Bi-infinite Riordan matrices: a matricial approach to multiplication and composition of Laurent series
Luis Felipe Prieto-Martínez, Javier Rico
TL;DR
This work develops a bi-infinite matrix framework to generalize Riordan matrices to formal Laurent series, enabling simultaneous treatment of multiplication and composition through bi-infinite matrices. It extends the First Fundamental Theorem for Riordan Matrices to generalized Toeplitz and Lagrange subgroups and constructs a generalized bi-infinite Riordan group $\bm R_{\alpha,\omega}$ with explicit product and inversion rules. The approach requires precise finiteness conditions, notably order constraints on Laurent series, to ensure well-defined products and inverses. As an application, it derives a palindromic (Dehn–Sommerville) identity for $f$- and $h$-polynomials of simplicial complexes, illustrating the framework's ability to obtain combinatorial results beyond the classical Riordan setting and suggesting several avenues for further theoretical and applied development.
Abstract
We propose and investigate a bi-infinite matrix approach to the multiplication and composition of formal Laurent series.

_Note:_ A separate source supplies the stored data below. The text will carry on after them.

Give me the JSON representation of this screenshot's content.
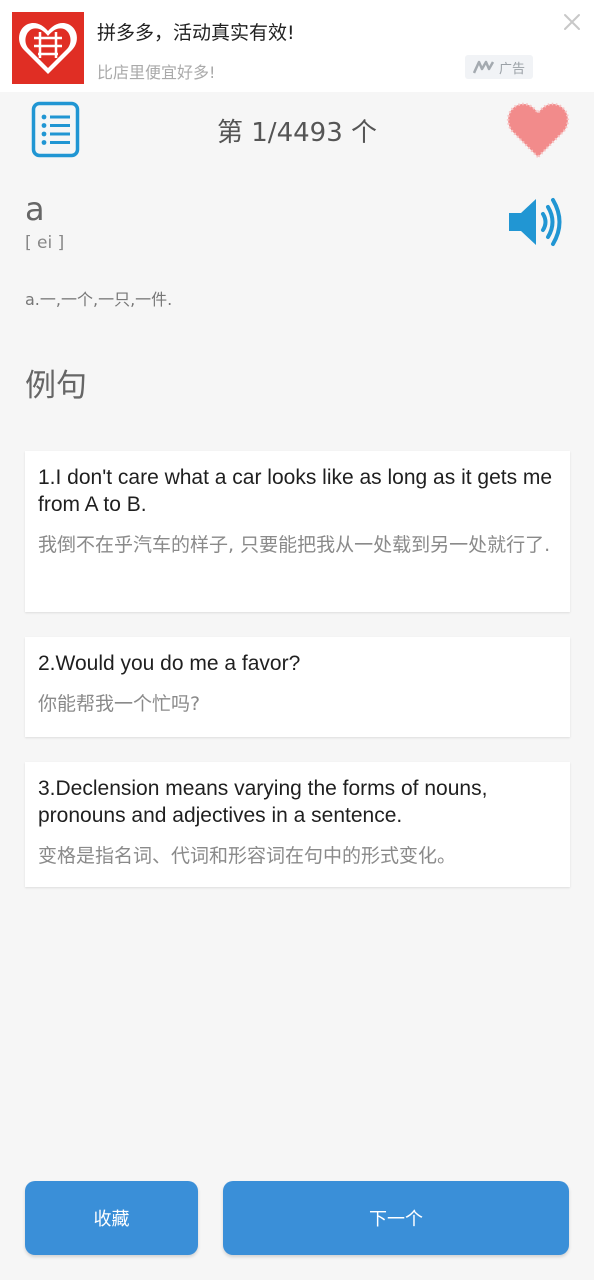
{
  "ad": {
    "title": "拼多多，活动真实有效!",
    "subtitle": "比店里便宜好多!",
    "badge": "广告",
    "logo_text": "拼",
    "close_icon": "close-icon",
    "brand_color": "#e02e24"
  },
  "header": {
    "counter": "第 1/4493 个",
    "menu_icon": "list-icon",
    "favorite_icon": "heart-icon"
  },
  "word": {
    "text": "a",
    "phonetic": "[ ei ]",
    "definition": "a.一,一个,一只,一件.",
    "speaker_icon": "speaker-icon"
  },
  "examples": {
    "title": "例句",
    "items": [
      {
        "en": "1.I don't care what a car looks like as long as it gets me from A to B.",
        "cn": "我倒不在乎汽车的样子, 只要能把我从一处载到另一处就行了."
      },
      {
        "en": "2.Would you do me a favor?",
        "cn": "你能帮我一个忙吗?"
      },
      {
        "en": "3.Declension means varying the forms of nouns, pronouns and adjectives in a sentence.",
        "cn": "变格是指名词、代词和形容词在句中的形式变化。"
      }
    ]
  },
  "actions": {
    "favorite_label": "收藏",
    "next_label": "下一个"
  },
  "colors": {
    "accent": "#3a8fd8",
    "icon_blue": "#2196d3",
    "heart": "#f28b8b"
  }
}
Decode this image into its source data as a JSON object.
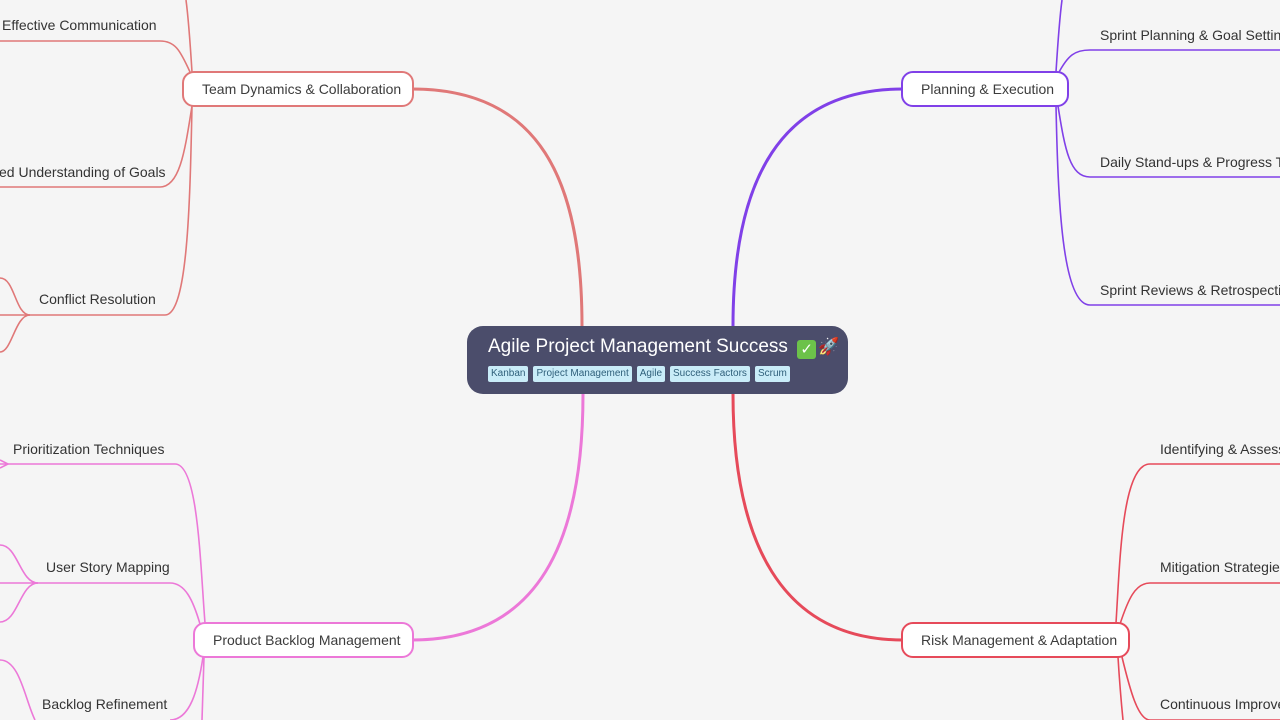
{
  "root": {
    "title": "Agile Project Management Success",
    "emoji_check": "✓",
    "emoji_rocket": "🚀",
    "tags": [
      "Kanban",
      "Project Management",
      "Agile",
      "Success Factors",
      "Scrum"
    ],
    "colors": {
      "background": "#4b4d6b",
      "tag_bg": "#c9ecf8",
      "tag_text": "#2f5f7a"
    }
  },
  "branches": {
    "team": {
      "label": "Team Dynamics & Collaboration",
      "color": "#e07878",
      "children": [
        "Effective Communication",
        "Shared Understanding of Goals",
        "Conflict Resolution"
      ]
    },
    "planning": {
      "label": "Planning & Execution",
      "color": "#8040e8",
      "children": [
        "Sprint Planning & Goal Setting",
        "Daily Stand-ups & Progress Tracking",
        "Sprint Reviews & Retrospectives"
      ]
    },
    "backlog": {
      "label": "Product Backlog Management",
      "color": "#ec78d8",
      "children": [
        "Prioritization Techniques",
        "User Story Mapping",
        "Backlog Refinement"
      ]
    },
    "risk": {
      "label": "Risk Management & Adaptation",
      "color": "#e64a5a",
      "children": [
        "Identifying & Assessing Risks",
        "Mitigation Strategies",
        "Continuous Improvement"
      ]
    }
  },
  "visible_leaf_text": {
    "team_1": "Effective Communication",
    "team_2": "ed Understanding of Goals",
    "team_3": "Conflict Resolution",
    "planning_1": "Sprint Planning & Goal Setting",
    "planning_2": "Daily Stand-ups & Progress Tra",
    "planning_3": "Sprint Reviews & Retrospective",
    "backlog_1": "Prioritization Techniques",
    "backlog_2": "User Story Mapping",
    "backlog_3": "Backlog Refinement",
    "risk_1": "Identifying & Assessi",
    "risk_2": "Mitigation Strategies",
    "risk_3": "Continuous Improve"
  }
}
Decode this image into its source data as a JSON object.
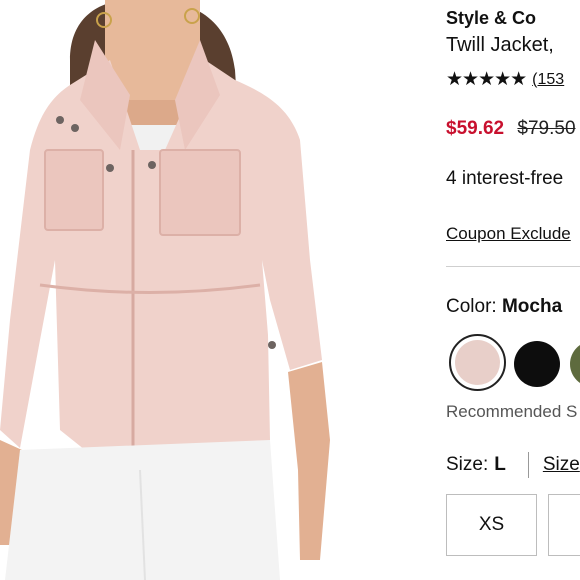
{
  "product": {
    "brand": "Style & Co",
    "name": "Twill Jacket,",
    "rating": {
      "stars": "★★★★★",
      "count": "(153"
    },
    "price": {
      "sale": "$59.62",
      "original": "$79.50"
    },
    "installment_text": "4 interest-free",
    "coupon_link": "Coupon Exclude"
  },
  "color": {
    "label": "Color:",
    "selected": "Mocha",
    "swatches": [
      {
        "name": "blush-swatch",
        "color": "#e8cfc9",
        "selected": true
      },
      {
        "name": "black-swatch",
        "color": "#0d0d0d",
        "selected": false
      },
      {
        "name": "olive-swatch",
        "color": "#5e6b3e",
        "selected": false
      }
    ],
    "recommended_text": "Recommended S"
  },
  "size": {
    "label": "Size:",
    "selected": "L",
    "guide_link": "Size",
    "options": [
      "XS",
      ""
    ]
  },
  "image": {
    "icon": "product-photo",
    "alt": ""
  }
}
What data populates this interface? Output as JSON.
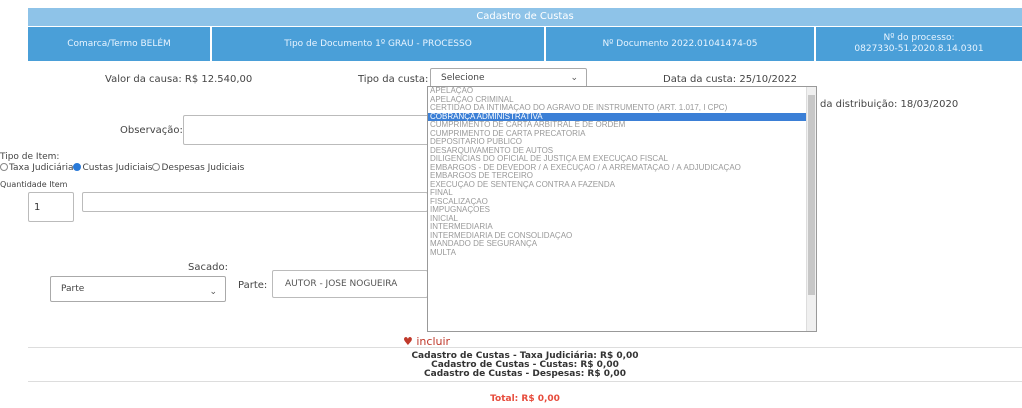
{
  "header": {
    "title": "Cadastro de Custas",
    "comarca": "Comarca/Termo BELÉM",
    "tipo_documento": "Tipo de Documento 1º GRAU - PROCESSO",
    "numero_documento": "Nº Documento 2022.01041474-05",
    "processo_label": "Nº do processo:",
    "processo_numero": "0827330-51.2020.8.14.0301"
  },
  "form": {
    "valor_causa": "Valor da causa: R$ 12.540,00",
    "tipo_custa_label": "Tipo da custa:",
    "tipo_custa_value": "Selecione",
    "data_custa": "Data da custa: 25/10/2022",
    "data_distribuicao": "da distribuição: 18/03/2020",
    "observacao_label": "Observação:",
    "tipo_item_label": "Tipo de Item:",
    "tipo_item_options": [
      "Taxa Judiciária",
      "Custas Judiciais",
      "Despesas Judiciais"
    ],
    "quantidade_label": "Quantidade Item",
    "quantidade_value": "1",
    "sacado_label": "Sacado:",
    "sacado_value": "Parte",
    "parte_label": "Parte:",
    "parte_value": "AUTOR - JOSE NOGUEIRA",
    "incluir_label": "incluir"
  },
  "dropdown": {
    "options": [
      "APELAÇÃO",
      "APELAÇÃO CRIMINAL",
      "CERTIDÃO DA INTIMAÇÃO DO AGRAVO DE INSTRUMENTO (ART. 1.017, I CPC)",
      "COBRANÇA ADMINISTRATIVA",
      "CUMPRIMENTO DE CARTA ARBITRAL E DE ORDEM",
      "CUMPRIMENTO DE CARTA PRECATÓRIA",
      "DEPOSITÁRIO PÚBLICO",
      "DESARQUIVAMENTO DE AUTOS",
      "DILIGÊNCIAS DO OFICIAL DE JUSTIÇA EM EXECUÇÃO FISCAL",
      "EMBARGOS - DE DEVEDOR / À EXECUÇÃO / À ARREMATAÇÃO / À ADJUDICAÇÃO",
      "EMBARGOS DE TERCEIRO",
      "EXECUÇÃO DE SENTENÇA CONTRA A FAZENDA",
      "FINAL",
      "FISCALIZAÇÃO",
      "IMPUGNAÇÕES",
      "INICIAL",
      "INTERMEDIÁRIA",
      "INTERMEDIÁRIA DE CONSOLIDAÇÃO",
      "MANDADO DE SEGURANÇA",
      "MULTA"
    ],
    "selected": "COBRANÇA ADMINISTRATIVA"
  },
  "totals": {
    "taxa": "Cadastro de Custas - Taxa Judiciária: R$ 0,00",
    "custas": "Cadastro de Custas - Custas: R$ 0,00",
    "despesas": "Cadastro de Custas - Despesas: R$ 0,00",
    "total": "Total: R$ 0,00"
  },
  "colors": {
    "header_light": "#8ec3e8",
    "header_dark": "#4a9fd8",
    "selected_option": "#3b7fd6",
    "incluir": "#c0392b",
    "total": "#e74c3c"
  }
}
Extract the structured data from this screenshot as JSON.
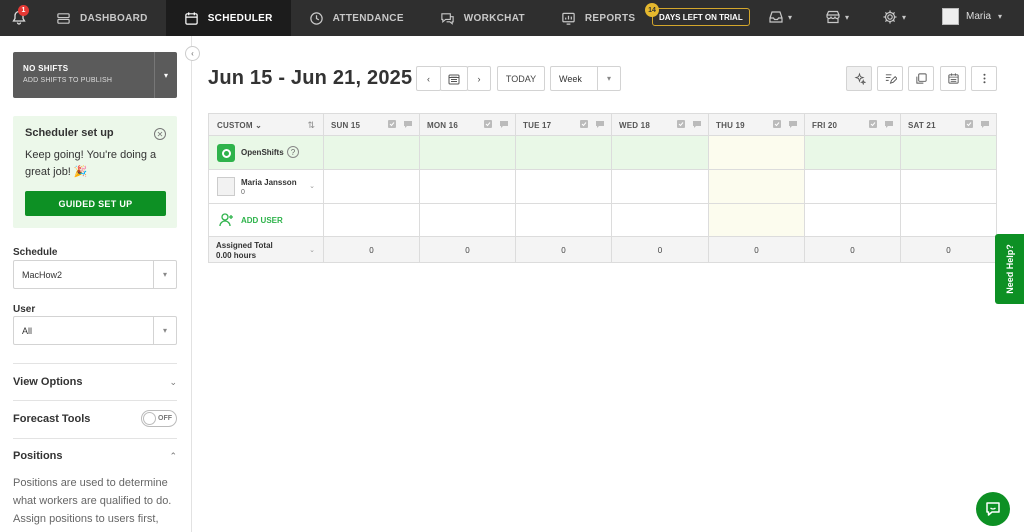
{
  "nav": {
    "notification_count": "1",
    "items": [
      {
        "label": "DASHBOARD",
        "icon": "dashboard-icon"
      },
      {
        "label": "SCHEDULER",
        "icon": "calendar-icon"
      },
      {
        "label": "ATTENDANCE",
        "icon": "clock-icon"
      },
      {
        "label": "WORKCHAT",
        "icon": "chat-icon"
      },
      {
        "label": "REPORTS",
        "icon": "reports-icon"
      }
    ],
    "trial_days": "14",
    "trial_label": "DAYS LEFT ON TRIAL",
    "user_name": "Maria"
  },
  "sidebar": {
    "publish_title": "NO SHIFTS",
    "publish_subtitle": "ADD SHIFTS TO PUBLISH",
    "setup_title": "Scheduler set up",
    "setup_text": "Keep going! You're doing a great job! 🎉",
    "setup_button": "GUIDED SET UP",
    "schedule_label": "Schedule",
    "schedule_value": "MacHow2",
    "user_label": "User",
    "user_value": "All",
    "view_options": "View Options",
    "forecast_tools": "Forecast Tools",
    "forecast_toggle": "OFF",
    "positions": "Positions",
    "positions_desc": "Positions are used to determine what workers are qualified to do. Assign positions to users first,"
  },
  "main": {
    "date_range": "Jun 15 - Jun 21, 2025",
    "today": "TODAY",
    "view": "Week"
  },
  "grid": {
    "sort_label": "CUSTOM",
    "days": [
      "SUN 15",
      "MON 16",
      "TUE 17",
      "WED 18",
      "THU 19",
      "FRI 20",
      "SAT 21"
    ],
    "open_shifts": "OpenShifts",
    "user_name": "Maria Jansson",
    "user_hours": "0",
    "add_user": "ADD USER",
    "total_label": "Assigned Total",
    "total_hours": "0.00 hours",
    "totals": [
      "0",
      "0",
      "0",
      "0",
      "0",
      "0",
      "0"
    ]
  },
  "help_tab": "Need Help?"
}
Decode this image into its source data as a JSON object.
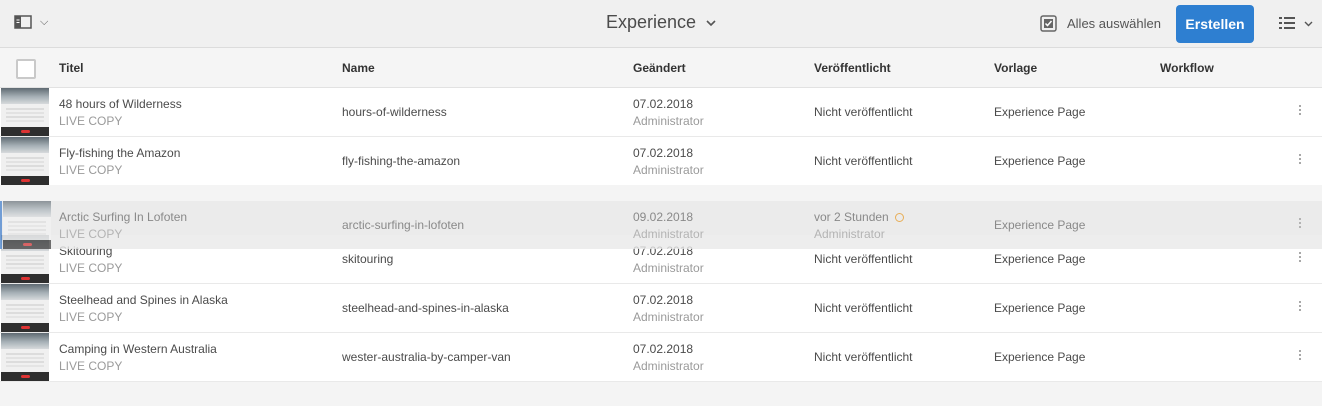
{
  "toolbar": {
    "title": "Experience",
    "select_all_label": "Alles auswählen",
    "create_label": "Erstellen"
  },
  "columns": [
    "Titel",
    "Name",
    "Geändert",
    "Veröffentlicht",
    "Vorlage",
    "Workflow"
  ],
  "rows": [
    {
      "title": "48 hours of Wilderness",
      "subtitle": "LIVE COPY",
      "name": "hours-of-wilderness",
      "modified_date": "07.02.2018",
      "modified_by": "Administrator",
      "published": "Nicht veröffentlicht",
      "template": "Experience Page"
    },
    {
      "title": "Fly-fishing the Amazon",
      "subtitle": "LIVE COPY",
      "name": "fly-fishing-the-amazon",
      "modified_date": "07.02.2018",
      "modified_by": "Administrator",
      "published": "Nicht veröffentlicht",
      "template": "Experience Page"
    },
    {
      "title": "Skitouring",
      "subtitle": "LIVE COPY",
      "name": "skitouring",
      "modified_date": "07.02.2018",
      "modified_by": "Administrator",
      "published": "Nicht veröffentlicht",
      "template": "Experience Page"
    },
    {
      "title": "Steelhead and Spines in Alaska",
      "subtitle": "LIVE COPY",
      "name": "steelhead-and-spines-in-alaska",
      "modified_date": "07.02.2018",
      "modified_by": "Administrator",
      "published": "Nicht veröffentlicht",
      "template": "Experience Page"
    },
    {
      "title": "Camping in Western Australia",
      "subtitle": "LIVE COPY",
      "name": "wester-australia-by-camper-van",
      "modified_date": "07.02.2018",
      "modified_by": "Administrator",
      "published": "Nicht veröffentlicht",
      "template": "Experience Page"
    }
  ],
  "dragged_row": {
    "title": "Arctic Surfing In Lofoten",
    "subtitle": "LIVE COPY",
    "name": "arctic-surfing-in-lofoten",
    "modified_date": "09.02.2018",
    "modified_by": "Administrator",
    "published": "vor 2 Stunden",
    "published_by": "Administrator",
    "template": "Experience Page"
  },
  "colors": {
    "accent": "#2e7fd1",
    "pending_clock": "#e6a23c"
  },
  "icons": [
    "side-panel-icon",
    "chevron-down-icon",
    "checkbox-checked-icon",
    "list-view-icon",
    "clock-icon",
    "more-icon"
  ]
}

We generalize the concept of Riordan matrix to this bi-infinite context, obtaining matrices that are not necessarily lower triangular and are determined, not by a pair of formal power series, but by a pair of Laurent series. We extend the First Fundamental Theorem of Riordan Matrices to this setting, as well as the Toeplitz and Lagrange subgroups, that are subgroups of the classical Riordan group. Finally, as an illustrative example, we apply our approach to derive a classical combinatorial identity that cannot be proved using the techniques related to the classical Riordan group, showing that our generalization is not fruitless.